Around this time, I was still coming off the high of Lizzie McGuire and songs like “I Can’t Wait”. However, when this movie came out, I couldn’t stop singing “Notice Me” for weeks. Ricky Ullman (now known as Raviv Ullman) was my celebrity crush when he played Roscoe – even more so as Phil of the Future – and my love for him was revitalized when I watched “Pixel Perfect” recently.

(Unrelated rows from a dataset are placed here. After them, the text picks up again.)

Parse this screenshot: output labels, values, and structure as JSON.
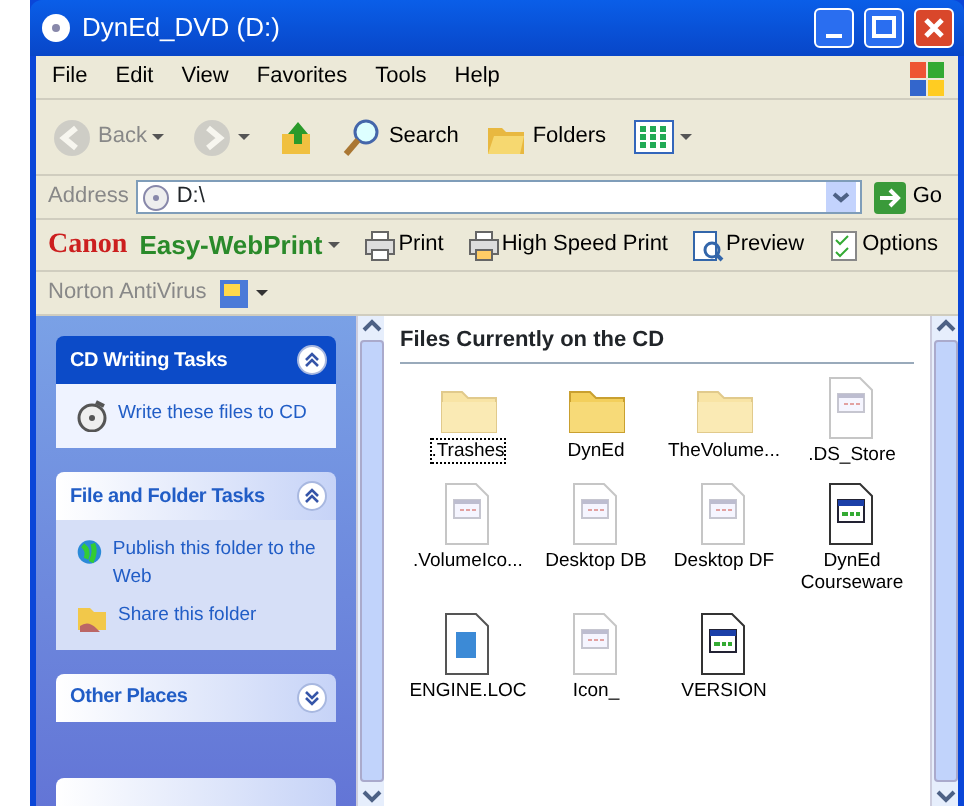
{
  "window": {
    "title": "DynEd_DVD (D:)"
  },
  "menu": [
    "File",
    "Edit",
    "View",
    "Favorites",
    "Tools",
    "Help"
  ],
  "toolbar": [
    {
      "kind": "back",
      "label": "Back",
      "disabled": true
    },
    {
      "kind": "forward",
      "disabled": true
    },
    {
      "kind": "up",
      "disabled": false
    },
    {
      "kind": "search",
      "label": "Search",
      "disabled": false
    },
    {
      "kind": "folders",
      "label": "Folders",
      "disabled": false
    },
    {
      "kind": "views",
      "disabled": false
    }
  ],
  "address": {
    "label": "Address",
    "value": "D:\\",
    "go": "Go"
  },
  "canon": {
    "brand": "Canon",
    "product": "Easy-WebPrint",
    "buttons": [
      {
        "kind": "print",
        "label": "Print"
      },
      {
        "kind": "hsprint",
        "label": "High Speed Print"
      },
      {
        "kind": "preview",
        "label": "Preview"
      },
      {
        "kind": "options",
        "label": "Options"
      }
    ]
  },
  "norton": {
    "label": "Norton AntiVirus"
  },
  "tasks": [
    {
      "title": "CD Writing Tasks",
      "special": true,
      "expanded": true,
      "items": [
        {
          "kind": "cd",
          "label": "Write these files to CD"
        }
      ]
    },
    {
      "title": "File and Folder Tasks",
      "special": false,
      "expanded": true,
      "items": [
        {
          "kind": "globe",
          "label": "Publish this folder to the Web"
        },
        {
          "kind": "share",
          "label": "Share this folder"
        }
      ]
    },
    {
      "title": "Other Places",
      "special": false,
      "expanded": false
    }
  ],
  "files": {
    "heading": "Files Currently on the CD",
    "items": [
      {
        "name": ".Trashes",
        "kind": "folder",
        "hidden": true,
        "selected": true
      },
      {
        "name": "DynEd",
        "kind": "folder",
        "hidden": false,
        "selected": false
      },
      {
        "name": "TheVolume...",
        "kind": "folder",
        "hidden": true,
        "selected": false
      },
      {
        "name": ".DS_Store",
        "kind": "doc",
        "hidden": true,
        "selected": false
      },
      {
        "name": ".VolumeIco...",
        "kind": "doc",
        "hidden": true,
        "selected": false
      },
      {
        "name": "Desktop DB",
        "kind": "doc",
        "hidden": true,
        "selected": false
      },
      {
        "name": "Desktop DF",
        "kind": "doc",
        "hidden": true,
        "selected": false
      },
      {
        "name": "DynEd Courseware",
        "kind": "app",
        "hidden": false,
        "selected": false
      },
      {
        "name": "ENGINE.LOC",
        "kind": "engine",
        "hidden": false,
        "selected": false
      },
      {
        "name": "Icon_",
        "kind": "doc",
        "hidden": true,
        "selected": false
      },
      {
        "name": "VERSION",
        "kind": "app",
        "hidden": false,
        "selected": false
      }
    ]
  }
}
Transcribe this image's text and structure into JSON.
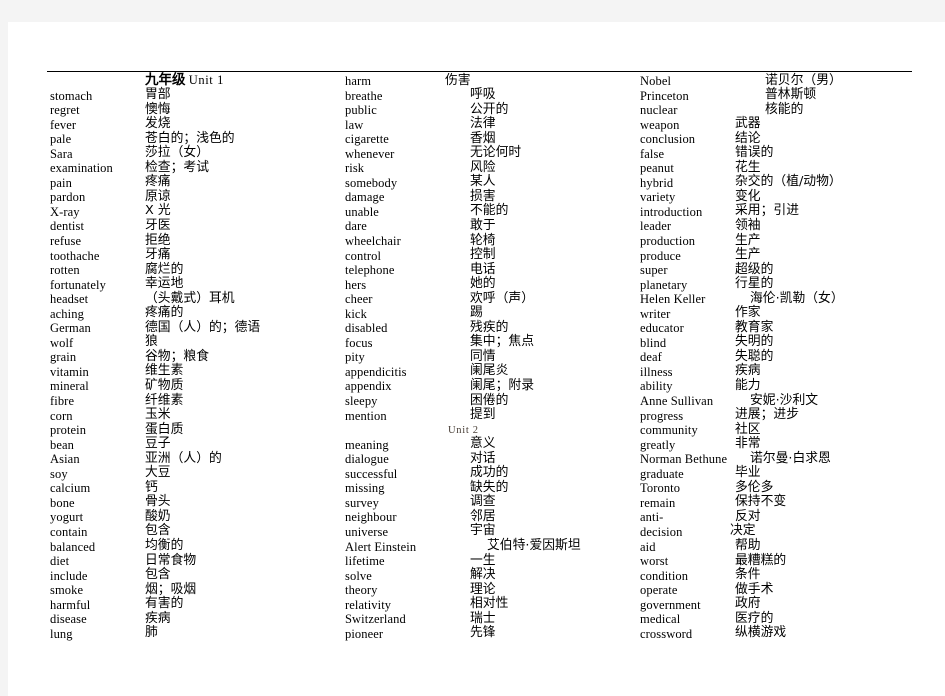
{
  "document": {
    "title_cn": "九年级",
    "title_en": "Unit 1",
    "sub_unit": "Unit 2"
  },
  "columns": [
    {
      "id": "column-1",
      "entries": [
        {
          "en": "stomach",
          "zh": "胃部"
        },
        {
          "en": "regret",
          "zh": "懊悔"
        },
        {
          "en": "fever",
          "zh": "发烧"
        },
        {
          "en": "pale",
          "zh": "苍白的；浅色的"
        },
        {
          "en": "Sara",
          "zh": "莎拉（女）"
        },
        {
          "en": "examination",
          "zh": "检查；考试"
        },
        {
          "en": "pain",
          "zh": "疼痛"
        },
        {
          "en": "pardon",
          "zh": "原谅"
        },
        {
          "en": "X-ray",
          "zh": "X 光"
        },
        {
          "en": "dentist",
          "zh": "牙医"
        },
        {
          "en": "refuse",
          "zh": "拒绝"
        },
        {
          "en": "toothache",
          "zh": "牙痛"
        },
        {
          "en": "rotten",
          "zh": "腐烂的"
        },
        {
          "en": "fortunately",
          "zh": "幸运地"
        },
        {
          "en": "headset",
          "zh": "（头戴式）耳机"
        },
        {
          "en": "aching",
          "zh": "疼痛的"
        },
        {
          "en": "German",
          "zh": "德国（人）的；德语"
        },
        {
          "en": "wolf",
          "zh": "狼"
        },
        {
          "en": "grain",
          "zh": "谷物；粮食"
        },
        {
          "en": "vitamin",
          "zh": "维生素"
        },
        {
          "en": "mineral",
          "zh": "矿物质"
        },
        {
          "en": "fibre",
          "zh": "纤维素"
        },
        {
          "en": "corn",
          "zh": "玉米"
        },
        {
          "en": "protein",
          "zh": "蛋白质"
        },
        {
          "en": "bean",
          "zh": "豆子"
        },
        {
          "en": "Asian",
          "zh": "亚洲（人）的"
        },
        {
          "en": "soy",
          "zh": "大豆"
        },
        {
          "en": "calcium",
          "zh": "钙"
        },
        {
          "en": "bone",
          "zh": "骨头"
        },
        {
          "en": "yogurt",
          "zh": "酸奶"
        },
        {
          "en": "contain",
          "zh": "包含"
        },
        {
          "en": "balanced",
          "zh": "均衡的"
        },
        {
          "en": "diet",
          "zh": "日常食物"
        },
        {
          "en": "include",
          "zh": "包含"
        },
        {
          "en": "smoke",
          "zh": "烟；吸烟"
        },
        {
          "en": "harmful",
          "zh": "有害的"
        },
        {
          "en": "disease",
          "zh": "疾病"
        },
        {
          "en": "lung",
          "zh": "肺"
        }
      ]
    },
    {
      "id": "column-2",
      "entries": [
        {
          "en": "harm",
          "zh": "伤害",
          "shift": "shift-l-25"
        },
        {
          "en": "breathe",
          "zh": "呼吸"
        },
        {
          "en": "public",
          "zh": "公开的"
        },
        {
          "en": "law",
          "zh": "法律"
        },
        {
          "en": "cigarette",
          "zh": "香烟"
        },
        {
          "en": "whenever",
          "zh": "无论何时"
        },
        {
          "en": "risk",
          "zh": "风险"
        },
        {
          "en": "somebody",
          "zh": "某人"
        },
        {
          "en": "damage",
          "zh": "损害"
        },
        {
          "en": "unable",
          "zh": "不能的"
        },
        {
          "en": "dare",
          "zh": "敢于"
        },
        {
          "en": "wheelchair",
          "zh": "轮椅"
        },
        {
          "en": "control",
          "zh": "控制"
        },
        {
          "en": "telephone",
          "zh": "电话"
        },
        {
          "en": "hers",
          "zh": "她的"
        },
        {
          "en": "cheer",
          "zh": "欢呼（声）"
        },
        {
          "en": "kick",
          "zh": "踢"
        },
        {
          "en": "disabled",
          "zh": "残疾的"
        },
        {
          "en": "focus",
          "zh": "集中；焦点"
        },
        {
          "en": "pity",
          "zh": "同情"
        },
        {
          "en": "appendicitis",
          "zh": "阑尾炎"
        },
        {
          "en": "appendix",
          "zh": "阑尾；附录"
        },
        {
          "en": "sleepy",
          "zh": "困倦的"
        },
        {
          "en": "mention",
          "zh": "提到"
        },
        {
          "type": "subunit"
        },
        {
          "en": "meaning",
          "zh": "意义"
        },
        {
          "en": "dialogue",
          "zh": "对话"
        },
        {
          "en": "successful",
          "zh": "成功的"
        },
        {
          "en": "missing",
          "zh": "缺失的"
        },
        {
          "en": "survey",
          "zh": "调查"
        },
        {
          "en": "neighbour",
          "zh": "邻居"
        },
        {
          "en": "universe",
          "zh": "宇宙"
        },
        {
          "en": "Alert Einstein",
          "zh": "艾伯特·爱因斯坦",
          "shift": "inline-name"
        },
        {
          "en": "lifetime",
          "zh": "一生"
        },
        {
          "en": "solve",
          "zh": "解决"
        },
        {
          "en": "theory",
          "zh": "理论"
        },
        {
          "en": "relativity",
          "zh": "相对性"
        },
        {
          "en": "Switzerland",
          "zh": "瑞士"
        },
        {
          "en": "pioneer",
          "zh": "先锋"
        }
      ]
    },
    {
      "id": "column-3",
      "entries": [
        {
          "en": "Nobel",
          "zh": "诺贝尔（男）",
          "shift": "shift-r-30"
        },
        {
          "en": "Princeton",
          "zh": "普林斯顿",
          "shift": "shift-r-30"
        },
        {
          "en": "nuclear",
          "zh": "核能的",
          "shift": "shift-r-30"
        },
        {
          "en": "weapon",
          "zh": "武器"
        },
        {
          "en": "conclusion",
          "zh": "结论"
        },
        {
          "en": "false",
          "zh": "错误的"
        },
        {
          "en": "peanut",
          "zh": "花生"
        },
        {
          "en": "hybrid",
          "zh": "杂交的（植/动物）"
        },
        {
          "en": "variety",
          "zh": "变化"
        },
        {
          "en": "introduction",
          "zh": "采用；引进"
        },
        {
          "en": "leader",
          "zh": "领袖"
        },
        {
          "en": "production",
          "zh": "生产"
        },
        {
          "en": "produce",
          "zh": "生产"
        },
        {
          "en": "super",
          "zh": "超级的"
        },
        {
          "en": "planetary",
          "zh": "行星的"
        },
        {
          "en": "Helen Keller",
          "zh": "海伦·凯勒（女）",
          "shift": "inline-name-c3"
        },
        {
          "en": "writer",
          "zh": "作家"
        },
        {
          "en": "educator",
          "zh": "教育家"
        },
        {
          "en": "blind",
          "zh": "失明的"
        },
        {
          "en": "deaf",
          "zh": "失聪的"
        },
        {
          "en": "illness",
          "zh": "疾病"
        },
        {
          "en": "ability",
          "zh": "能力"
        },
        {
          "en": "Anne Sullivan",
          "zh": "安妮·沙利文",
          "shift": "inline-name-c3"
        },
        {
          "en": "progress",
          "zh": "进展；进步"
        },
        {
          "en": "community",
          "zh": "社区"
        },
        {
          "en": "greatly",
          "zh": "非常"
        },
        {
          "en": "Norman Bethune",
          "zh": "诺尔曼·白求恩",
          "shift": "inline-name-c3"
        },
        {
          "en": "graduate",
          "zh": "毕业"
        },
        {
          "en": "Toronto",
          "zh": "多伦多"
        },
        {
          "en": "remain",
          "zh": "保持不变"
        },
        {
          "en": "anti-",
          "zh": "反对"
        },
        {
          "en": "decision",
          "zh": "决定",
          "shift": "shift-l-5"
        },
        {
          "en": "aid",
          "zh": "帮助"
        },
        {
          "en": "worst",
          "zh": "最糟糕的"
        },
        {
          "en": "condition",
          "zh": "条件"
        },
        {
          "en": "operate",
          "zh": "做手术"
        },
        {
          "en": "government",
          "zh": "政府"
        },
        {
          "en": "medical",
          "zh": "医疗的"
        },
        {
          "en": "crossword",
          "zh": "纵横游戏"
        }
      ]
    }
  ]
}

His part as the completely clueless and loveable Roscoe got me all over again as he failed to realize that the right girl for him was within his reach. Roscoe’s main issue is that he wants a girl who isn’t moody, has gorgeous features and a constantly bubbly attitude. That’s why he decides to create his own with the help of his father’s computer programme. Throughout the movie, he ignores the feelings of his best friend Samantha and focuses all of his energy on further perfecting the holographic Loretta. It’s only coming down to the end of the movie that he begins to realize that he’s turning into the person he never wanted to become; his father. WhenHarshtone Records demands full control over Loretta, Roscoe finally notices that the record label wants nothing more than to make a couple bucks.

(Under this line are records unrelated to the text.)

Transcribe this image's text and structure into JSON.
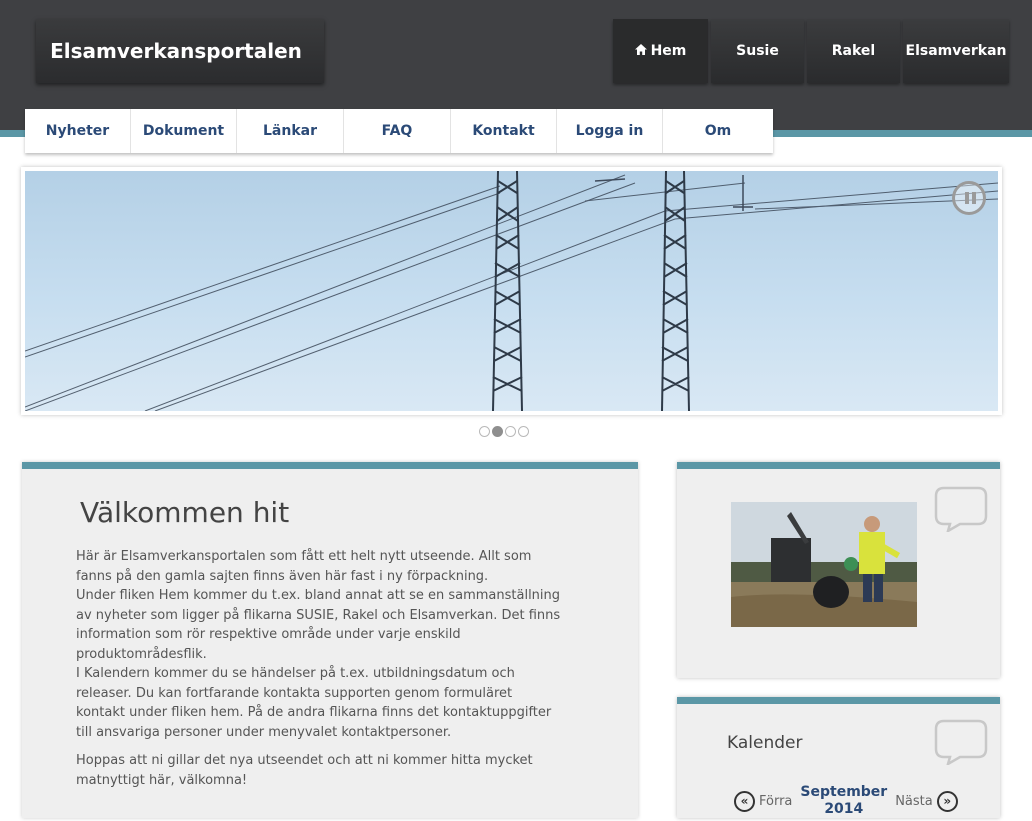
{
  "header": {
    "site_title": "Elsamverkansportalen",
    "top_tabs": [
      {
        "label": "Hem",
        "icon": "home-icon",
        "active": true
      },
      {
        "label": "Susie"
      },
      {
        "label": "Rakel"
      },
      {
        "label": "Elsamverkan"
      }
    ]
  },
  "subnav": {
    "items": [
      "Nyheter",
      "Dokument",
      "Länkar",
      "FAQ",
      "Kontakt",
      "Logga in",
      "Om"
    ]
  },
  "slider": {
    "control_icon": "pause-icon",
    "dot_count": 4,
    "active_dot": 1
  },
  "main": {
    "title": "Välkommen hit",
    "paragraphs": [
      "Här är Elsamverkansportalen som fått ett helt nytt utseende. Allt som\nfanns på den gamla sajten finns även här fast i ny förpackning.\nUnder fliken Hem kommer du t.ex. bland annat att se en sammanställning\nav nyheter som ligger på flikarna SUSIE, Rakel och Elsamverkan. Det finns\ninformation som rör respektive område under varje enskild\nproduktområdesflik.\n I Kalendern kommer du se händelser på t.ex. utbildningsdatum och\nreleaser. Du kan fortfarande kontakta supporten genom formuläret\nkontakt under fliken hem. På de andra flikarna finns det kontaktuppgifter\ntill ansvariga personer under menyvalet kontaktpersoner.",
      "Hoppas att ni gillar det nya utseendet och att ni kommer hitta mycket\nmatnyttigt här, välkomna!"
    ]
  },
  "calendar": {
    "title": "Kalender",
    "prev_label": "Förra",
    "next_label": "Nästa",
    "month": "September",
    "year": "2014"
  },
  "colors": {
    "header_bg": "#3f4043",
    "accent": "#5b97a6",
    "link": "#2b4a77",
    "panel_bg": "#efefef"
  }
}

What’s really admirable is the special effects in this movie. For a film made in 2004, the graphics weren’t as crappy as one would think. I actually found myself enjoying Loretta’s journey through the internet and even her physical encounter with emails. Loretta’s holographic makeup was also not as bad as it could have been (I’ve seen worse graphics in nowadays Horror flicks). However, the most outstanding thing about “Pixel Perfect” was the message Disney tried to get across to its young audience. The whole movie is wrapped around the saying “nobody is perfect”.
Compared to the moral values Disney tries to push down its audience’s throats these days, “Pixel
Perfect” subtly tells young girls that perfection is an unrealistic view imposed on them by media. The movie urges girls to accept themselves for who they are.
Honestly, I miss old Disney Channel movies like “Pixel Perfect”. They held real meaning back then and didn’t have to spell out the values that they wanted you to walk away with. Disney movies seem to have changed drastically over time or maybe it’s just me who’s changed.